Chronic Fatigue Syndrome/Myalgic Encephalomyelitis (CFS/ME) is a chronic multisystem disease characterized by a variety of symptoms, and exhibits various features of an autoimmune-like disease. Subtypes are well recognized but to date are difficult to identify objectively. The disease may be triggered by infection with a variety of micro-organisms, including Epstein-Barr virus (EBV). A subset of CFS/ME patients exhibit up regulation of EBV virus induced gene 2 (EBI2) mRNA in peripheral blood mononuclear cells (PBMC), and these patients appear to have a more severe disease phenotype and lower levels of EBNA1 IgG. EBI2 is induced by EBV infection and has been found to be upregulated in a variety of autoimmune diseases. EBI2 is a critical gene in immunity and central nervous system function; it is a negative regulator of the innate immune response in monocytes. Its heterogeneous expression in CFS/ME could explain the variable occurrence of a variety of immune and neurological abnormalities which are encountered in patients with CFS/ME. The EBI2 subtype occurred in 38-55% CFS/ME patients in our studies. Further work is required to confirm the role of EBV and of EBI2 and its oxysterol ligands in CFS/ME, and to identify the most practical means to identify patients of the EBI subtype. There are two EBI2 antagonists currently in development, and these may hold promise in the treatment of CFS/ME patients of the EBI subtype.

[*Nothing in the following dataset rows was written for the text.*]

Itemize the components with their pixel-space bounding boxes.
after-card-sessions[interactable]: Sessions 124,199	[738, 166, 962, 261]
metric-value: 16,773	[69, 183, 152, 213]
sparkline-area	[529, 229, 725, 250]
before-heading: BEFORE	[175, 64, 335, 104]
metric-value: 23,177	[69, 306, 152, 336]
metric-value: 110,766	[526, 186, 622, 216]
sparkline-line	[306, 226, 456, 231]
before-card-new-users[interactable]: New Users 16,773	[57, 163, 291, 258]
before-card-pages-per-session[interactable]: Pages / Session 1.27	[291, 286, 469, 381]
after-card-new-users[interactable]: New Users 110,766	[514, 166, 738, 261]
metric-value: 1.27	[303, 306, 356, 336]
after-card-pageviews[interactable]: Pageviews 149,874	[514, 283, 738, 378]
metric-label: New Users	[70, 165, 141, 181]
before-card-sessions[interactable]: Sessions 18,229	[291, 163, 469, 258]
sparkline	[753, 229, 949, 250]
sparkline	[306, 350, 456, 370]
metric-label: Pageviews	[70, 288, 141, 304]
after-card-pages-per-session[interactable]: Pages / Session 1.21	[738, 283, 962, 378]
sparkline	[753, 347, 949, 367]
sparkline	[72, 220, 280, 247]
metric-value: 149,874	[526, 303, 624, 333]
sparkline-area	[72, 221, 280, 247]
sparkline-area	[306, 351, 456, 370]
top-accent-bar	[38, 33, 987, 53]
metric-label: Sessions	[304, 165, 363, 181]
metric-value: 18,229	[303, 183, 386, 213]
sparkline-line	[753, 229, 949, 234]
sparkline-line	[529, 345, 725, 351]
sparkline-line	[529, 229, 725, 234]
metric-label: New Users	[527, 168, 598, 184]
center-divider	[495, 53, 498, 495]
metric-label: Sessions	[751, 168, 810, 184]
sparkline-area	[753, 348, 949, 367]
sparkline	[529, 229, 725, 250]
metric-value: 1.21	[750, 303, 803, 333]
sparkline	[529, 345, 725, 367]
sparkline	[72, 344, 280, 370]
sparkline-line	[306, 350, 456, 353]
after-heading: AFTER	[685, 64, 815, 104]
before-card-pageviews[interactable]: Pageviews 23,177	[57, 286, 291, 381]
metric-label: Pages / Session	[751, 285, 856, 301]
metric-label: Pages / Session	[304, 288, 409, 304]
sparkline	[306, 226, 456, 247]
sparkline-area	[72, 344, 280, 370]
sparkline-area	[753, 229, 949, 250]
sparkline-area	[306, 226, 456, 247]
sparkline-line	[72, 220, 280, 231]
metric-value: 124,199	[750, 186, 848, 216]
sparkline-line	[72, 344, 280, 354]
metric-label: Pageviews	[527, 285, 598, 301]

Keywords: Chronic Fatigue Syndrome; Epstein-Barr virus; Epstein-Barr virus induced gene 2; Myalgic Encephalomyelitis; autoimmune; microarray; real-time polymerase chain reaction.

Figure 1

Expression of Epstein-Barr Virus (EBV) induced gene 2 (EBI2) (open ellipse) and Neuropathy Target Esterase (NTE) (asterisk) genes in 40 healthy blood donors (shown on the Left) and 31 Chronic Fatigue Syndrome/Myalgic Encephalomyelitis (CFS/ME) patients (shown on the Right). Upregulated EBI2 mRNA expression was demonstrated in 12 of 31 CFS/ME patients, and in none of the controls.

Figure 2

(A) Medical Outcomes Survey Short Form-36 (SF36) domain and total scores for each chronic fatigue syndrome/myalgic encephalomyelitis (CFS/ME) subtype: physical function (PF), physical role (RP), bodily pain (BP), general health (GH), vitality (VIT), social functioning (SF), emotional role (RE), mental health (MH), and total score (Total). (B) Scores indicating occurrence and severity of 11 clinical symptoms for each CFS/ME subtype: headache (HA), sore throat (ST), swollen glands (GLA), cognitive defect (COG), muscle pain (MP), joint pain (JP), muscle weakness (MW), post-exertional malaise (PEM), sleep problems (SLE), fainting/dizziness (F/D), gastrointestinal complaints (GI), numbness/tingling (N/T), spatial span (SSP), verbal recognition memory (VRM). (C) Histogram showing the numbers of CFS/ME patients of each subtype occurring in each of the six geographical locations. (D) Epstein-Barr virus (EBV) antibody titers [viral capsid antigen (VCA) IgM, VCA IgG, early antigen (EA) IgG, Epstein-Barr nuclear antigen (EBNA) IgG] in each CFS/ME subtype and the normal comparison group. (E) Distribution of categories of EBV serostatus (seronegative, primary/re-activation, late phase of infection) in the CFS/ME subtypes, A-H, in CFS/ME (all subtypes combined) and in normal controls. (F) Log (base 2) of fold-difference values of 10 human genes known to be important in EBV infection, in eight CFS subtypes (A-H). Reproduced from Figure 1 of reference no. 34 with permission from BMJ Publishing Group Ltd. (License number 4413611406714).